2. Le requérant est représenté par Me M. de Stefano, avocat à Rome. Le gouvernement italien (« le Gouvernement ») a été représenté par son agent, M. I.M. Braguglia et son coagent adjoint, M. N. Lettieri.
3. Le 30 mars 2006, la Cour a décidé de communiquer la requête au Gouvernement. Comme le permet l'article 29 § 3 de la Convention, elle a en outre décidé que seraient examinés en même temps la recevabilité et le fond de l'affaire.
EN FAIT
I. LES CIRCONSTANCES DE L'ESPÈCE
4. Le requérant est né en 1948 et réside à Rome.
A. La procédure principale
5. Le 12 mai 1995, la banque P. déposa un recours devant le juge d'instance de Naples (« pretore ») (RG no 5216/95), faisant fonction de juge du travail, afin d'obtenir la reconnaissance de la légitimité du licenciement du requérant.
6. Par ailleurs, le 15 septembre 1995, le requérant déposa un recours devant le pretore de Naples (RG no 8715/95), faisant fonction de juge du travail, afin d'obtenir la reconnaissance de l'illégitimité de son licenciement.
7. A l'audience du 10 mai 1996, le pretore joignit les deux affaires.
8. Des huit audiences fixées entre le 25 octobre 1996 et le 17 novembre 2000, cinq furent renvoyées d'office.
9. A l'audience du 9 mars 2001, les parties parvinrent à un règlement amiable.
B. La procédure « Pinto »
10. Le 3 septembre 2001, le requérant saisit la cour d'appel de Rome au sens de la loi « Pinto », demandant la réparation des préjudices matériels et moraux subis du fait de la durée de la procédure. Il demanda notamment 3 000 000 lires italiennes [1 549,37 euros (EUR)] pour dommage matériel et 16 000 000 lires [8 263,31 EUR] pour dommage moral.
11. Par une décision du 14 mars 2002, déposée le 10 mai 2002, la cour d'appel constata le dépassement d'une durée raisonnable. Elle rejeta la demande relative au dommage matériel pour défaut de preuve et accorda 1 500 EUR pour dommage moral et 900 EUR pour frais et dépens.
12. Cette décision devint définitive au plus tard le 24 juin 2003. Ces sommes furent payées le 1er septembre 2004.
II. LE DROIT ET LA PRATIQUE INTERNES PERTINENTS
13. Le droit et la pratique internes pertinents figurent dans l'arrêt Cocchiarella c.
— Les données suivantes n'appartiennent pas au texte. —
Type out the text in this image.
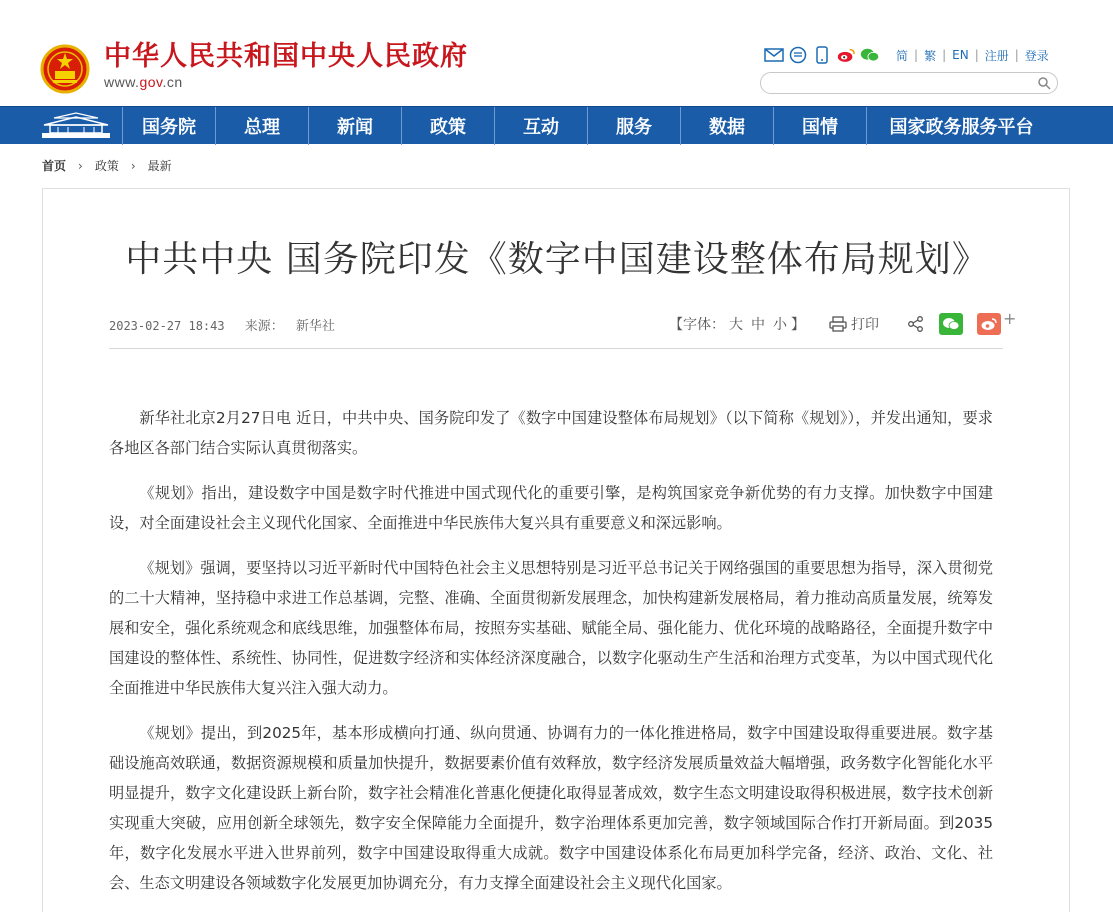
中华人民共和国中央人民政府
www.gov.cn
简 | 繁 | EN | 注册 | 登录
国务院	总理	新闻	政策	互动	服务	数据	国情	国家政务服务平台
首页 › 政策 › 最新
中共中央 国务院印发《数字中国建设整体布局规划》
2023-02-27 18:43 来源： 新华社	【字体： 大 中 小 】	打印	+

新华社北京2月27日电 近日，中共中央、国务院印发了《数字中国建设整体布局规划》（以下简称《规划》），并发出通知，要求各地区各部门结合实际认真贯彻落实。

《规划》指出，建设数字中国是数字时代推进中国式现代化的重要引擎，是构筑国家竞争新优势的有力支撑。加快数字中国建设，对全面建设社会主义现代化国家、全面推进中华民族伟大复兴具有重要意义和深远影响。

《规划》强调，要坚持以习近平新时代中国特色社会主义思想特别是习近平总书记关于网络强国的重要思想为指导，深入贯彻党的二十大精神，坚持稳中求进工作总基调，完整、准确、全面贯彻新发展理念，加快构建新发展格局，着力推动高质量发展，统筹发展和安全，强化系统观念和底线思维，加强整体布局，按照夯实基础、赋能全局、强化能力、优化环境的战略路径，全面提升数字中国建设的整体性、系统性、协同性，促进数字经济和实体经济深度融合，以数字化驱动生产生活和治理方式变革，为以中国式现代化全面推进中华民族伟大复兴注入强大动力。

《规划》提出，到2025年，基本形成横向打通、纵向贯通、协调有力的一体化推进格局，数字中国建设取得重要进展。数字基础设施高效联通，数据资源规模和质量加快提升，数据要素价值有效释放，数字经济发展质量效益大幅增强，政务数字化智能化水平明显提升，数字文化建设跃上新台阶，数字社会精准化普惠化便捷化取得显著成效，数字生态文明建设取得积极进展，数字技术创新实现重大突破，应用创新全球领先，数字安全保障能力全面提升，数字治理体系更加完善，数字领域国际合作打开新局面。到2035年，数字化发展水平进入世界前列，数字中国建设取得重大成就。数字中国建设体系化布局更加科学完备，经济、政治、文化、社会、生态文明建设各领域数字化发展更加协调充分，有力支撑全面建设社会主义现代化国家。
Italie ([GC], no 64886/01, §§ 23-31, CEDH 2006-V).
EN DROIT
I. SUR LA VIOLATION ALLÉGUÉE DE L'ARTICLE 6 § 1 DE LA CONVENTION
14. Invoquant l'article 6 § 1 de la Convention, le requérant se plaint de la durée de la procédure principale. Après avoir tenté la voie de recours « Pinto », le requérant estime qu'il est toujours « victime » de la violation de l'article 6 § 1 de la Convention, dans la mesure où la procédure « Pinto » a eu une durée excessive et la somme allouée à titre d'indemnisation est insuffisante et a été versée en retard.
15. Le Gouvernement s'oppose à cette thèse.
16. L'article 6 § 1 de la Convention est ainsi libellé :
« Toute personne a droit à ce que sa cause soit entendue (...) dans un délai raisonnable, par un tribunal (...), qui décidera (...) des contestations sur ses droits et obligations de caractère civil (...) ».
A. Sur la recevabilité
1. Tardiveté de la requête
17. Le Gouvernement excipe de la tardiveté de la requête en ce que le requérant aurait omis de saisir la Cour dans les six mois suivant la décision interne contestée.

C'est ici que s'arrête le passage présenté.